Последовавшие затем вопросы и ответы я старательно записывала от руки – почти синхронно; затем, не откладывая в долгий ящик, перевела запись в машинописный текст и сохранила до сего дня. Решительных попыток опубликовать его не предпринимала, хотя неоднократно думала об этом, осознавая и важность, и интересность зафиксированного в нем материала. В прошлом, 2009, году случилось мне сказать Валентину Григорьевичу о сохранившейся у меня записи его встречи с читателями тридцатилетней давности, и я наконец спросила, можно ли мне опубликовать их. Разрешение я получила, теперь вот и возможность представилась, которой я радуюсь и по объективным, и по субъективным причинам. Во-первых, пани профессор Данута Герчиньска защитила свою диссертацию о восприятии прозы В. Г. Распутина в Польше на нашей кафедре русской литературы и журналистики ХХ – ХХI веков в Московском педагогическом государственном университете; во-вторых, профессор Галина Львовна Нефагина исследовала распутинскую прозу, посвятив ей разделы в своих книгах; наконец, обе они участвовали в творческом семинаре, проведенном у нас в 2007 г., – в связи с 70-летием В. Г. Распутина.

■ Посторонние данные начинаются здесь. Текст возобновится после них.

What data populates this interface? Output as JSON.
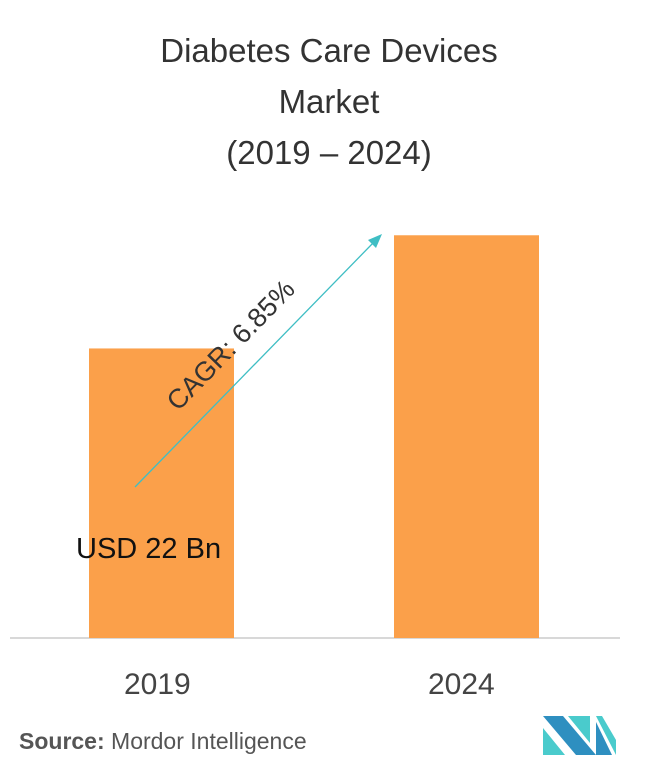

Я тоже неоднократно участвовала в международной конференции «Запад и Восток: диалог культур», которую проводит Институт неофилологии Поморской академии в Слупске; в одном из докладов (2006) я говорила о пушкинской теме в рассказе В. Г. Распутина «Женский разговор».
Этой публикацией мы продолжаем распутинскую тему; нелишне подчеркнуть – публикацией исторического раритетного материала, зафиксировавшего разговор писателя с читателями в 1979 г. Я воспроизвожу ход этого разговора в том порядке, который сложился во время встречи. Именно в этом порядке сохранилась атмосфера живого общения; искусственно выстроенная логика легко разрушила бы ее.
– Какие проблемы Вас интересуют? – Когда сажусь писать, то стараюсь нащупать «болевые точки», что гораздо важнее проблем. И слово это – «проблема» – не люблю, такое оно канцелярское. Гораздо лучше сказать – «вопросы». Нужно поднимать самые острые, самые «больные» вопросы, даже если нет на них ответа. Очень важно в их решении быть как можно ближе к жизни, чтобы не вызвать у читателя ни малейшего подозрения в фальши, а подарить ему радость узнавания. Самое приятное для меня – услышать после написанной книги: «А где эта история произошла? Кто прототипы героев? Где они живут?» Впрочем, правда изображенного понимается иногда весьма неожиданно для меня. Я очень удивился, услышав сегодня от одной из выступавших, что «Последний срок» – это повесть о воспитании детей.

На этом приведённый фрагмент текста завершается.